Isla del Carmen, Loreto Baja California Sur
I
Ivette y Rafael llegan a la dársena de Loreto por nosotras. El mar es un espejo lleno de lumbre, nuestras mejillas buscan el horizonte, nada se mueve. Una línea recta que es el mar anuncia que ya no hay nada más allá, sabemos que hay secretos que involucran al mar y a nosotras. Eso sabemos.
II
Hace unas semanas la vida y la curiosidad me volvió al cuerpo. Desperté de mi propia inacción, las arañas de mi mente comenzaron a tejer en una suerte de verticalidad emparentada con esa aspiración al cielo, a un estado mental ligero, he llegado a poseer la certidumbre de que, como San Francisco de Asís, deseo poco y lo poco que deseo lo deseo poco, aunque la vida y sus personajes me den a manos llenas.
III
El capitán Rafael, con el rostro bronceado por el sol cotidiano sonríe y nos interna en un mar del que podríamos no salir.
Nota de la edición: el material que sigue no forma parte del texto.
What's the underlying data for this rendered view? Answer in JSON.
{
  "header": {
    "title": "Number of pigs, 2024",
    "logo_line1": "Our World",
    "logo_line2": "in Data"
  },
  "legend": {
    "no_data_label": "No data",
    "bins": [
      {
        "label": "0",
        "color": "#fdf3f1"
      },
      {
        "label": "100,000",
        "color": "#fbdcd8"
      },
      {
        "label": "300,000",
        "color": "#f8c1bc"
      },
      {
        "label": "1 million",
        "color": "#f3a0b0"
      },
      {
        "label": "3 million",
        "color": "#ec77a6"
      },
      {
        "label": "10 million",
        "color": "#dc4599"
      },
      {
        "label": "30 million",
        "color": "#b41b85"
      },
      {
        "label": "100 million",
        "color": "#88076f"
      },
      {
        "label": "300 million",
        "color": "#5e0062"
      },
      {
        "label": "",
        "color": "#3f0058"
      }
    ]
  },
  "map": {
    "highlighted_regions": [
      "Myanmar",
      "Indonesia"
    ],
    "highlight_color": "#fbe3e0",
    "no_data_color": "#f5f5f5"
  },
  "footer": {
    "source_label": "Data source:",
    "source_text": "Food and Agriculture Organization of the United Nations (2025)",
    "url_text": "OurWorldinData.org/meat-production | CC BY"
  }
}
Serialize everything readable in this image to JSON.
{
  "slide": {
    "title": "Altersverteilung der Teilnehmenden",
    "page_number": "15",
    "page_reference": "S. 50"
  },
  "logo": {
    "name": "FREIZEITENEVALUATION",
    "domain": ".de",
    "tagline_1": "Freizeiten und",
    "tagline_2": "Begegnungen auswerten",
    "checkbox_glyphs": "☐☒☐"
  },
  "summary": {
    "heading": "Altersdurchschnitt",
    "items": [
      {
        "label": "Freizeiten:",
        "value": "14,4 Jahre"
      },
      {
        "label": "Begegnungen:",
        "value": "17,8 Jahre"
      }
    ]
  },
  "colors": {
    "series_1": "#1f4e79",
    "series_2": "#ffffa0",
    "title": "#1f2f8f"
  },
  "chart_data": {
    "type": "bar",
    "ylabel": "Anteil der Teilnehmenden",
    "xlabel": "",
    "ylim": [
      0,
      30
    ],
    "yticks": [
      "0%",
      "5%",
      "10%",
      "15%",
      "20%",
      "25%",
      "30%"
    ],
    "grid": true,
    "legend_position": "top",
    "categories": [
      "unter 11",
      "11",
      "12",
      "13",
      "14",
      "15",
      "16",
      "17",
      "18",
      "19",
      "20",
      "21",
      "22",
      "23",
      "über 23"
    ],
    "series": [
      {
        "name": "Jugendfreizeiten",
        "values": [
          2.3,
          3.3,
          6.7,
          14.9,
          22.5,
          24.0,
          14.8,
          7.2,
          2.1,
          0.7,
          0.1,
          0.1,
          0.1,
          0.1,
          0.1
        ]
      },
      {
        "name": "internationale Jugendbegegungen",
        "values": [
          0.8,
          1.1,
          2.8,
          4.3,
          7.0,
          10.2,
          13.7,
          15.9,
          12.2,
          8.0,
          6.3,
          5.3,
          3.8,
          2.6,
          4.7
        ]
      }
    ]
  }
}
No tenemos miedo. La vida, el pecho se nos abre con cada metro que avanzamos mar adentro, no se distingue si el mar está rodeándonos o el azul es nuestra creación, nuestro sueño.
IV
La panga entra al interior de las cuevas, estamos indagando en el interior de las entrañas de la isla, somos oscuridad en ese hueco, el cuerpo del agua va y viene en esa noche que es la cavidad de nuestra alma también. Trato de tocar las rocas que circundan al bote, un arrullo se nos acomoda en el cuello, el agua tiene maneras de hablarnos que sólo en el dolor o en la profunda escucha tienen significado.
V
Salimos de nosotras. El sol me quema la pierna, pero de eso me daré cuenta más tarde, en el ardor. La Isla del Carmen nos ve acercarnos. Hay miles de ojos que siguen mirando a los que llegan hoy. El cansancio de electricistas, afanadores, cargadores y amas de casa detenidos en el aire puro. Hay máquinas oxidadas llorando nostalgia por sus dueños. Lizette registra con su celular cada viga y muro, cada movimiento de nuestros cuerpos internándose en la salinera que fue.
VI
Renata hunde las piernas en la salmuera, rescata cristales revelándonos que en realidad ella es una sirena regresando a su isla. Su abuela, Georgina, tiene las manos exactas para medir cada voz y consejo que se congeló en la isla. Las mujeres somos sabias al hacernos al paisaje, al reconocernos en las penas y esfuerzos que una comunidad de chinos vivió en esta lejanía. Ellos yacen en un pequeño cementerio en la Isla del Carmen. Nadie sabe que están ahí, sus nombres son indescifrables.
VII
Salimos de la isla con la bendición de Ángel, el cocinero a cargo, nos dice adiós desde una soledad que necesita aderezarse, es muy joven para entender que sus manos son mágicas. Nos vamos a otro paraíso, comemos tostadas del ceviche que Carlos (el otro cocinero mágico, prodigioso) nos preparó. Luego saltamos al mar, hay peces dorados, lisas, que nos miran con curiosidad, yo las miro maravillada. El agua es transparente, soy una recién nacida en ese mar que es madre también.
VIII
Tenemos que volver a Loreto, una familia de delfines nos escolta, compiten con nuestra panga, nos gritan para que los veamos y saltan como nuestro corazón al verlos. ¿Y si nos quedamos a vivir con ellos?, ¿Y si fuéramos valientes y la isla se convirtiera en nuestro hogar y pudiéramos salar los alimentos con nuestra honestidad y saber que el mar, como dice Rafa, es el maestro, la pureza, la vida misma?, ¿Y si dejáramos la ciudad y como a Ivette, la pasión nos revelara que somos desierto y agua? Hay una isla tatuada en nuestra memoria, sus historias nos cuentan quiénes fuimos, nos piden encontrar otras islas, no voltear a llorar lo perdido, sabemos que corremos el riesgo de convertirnos en estatuas de sal. Debemos vivir.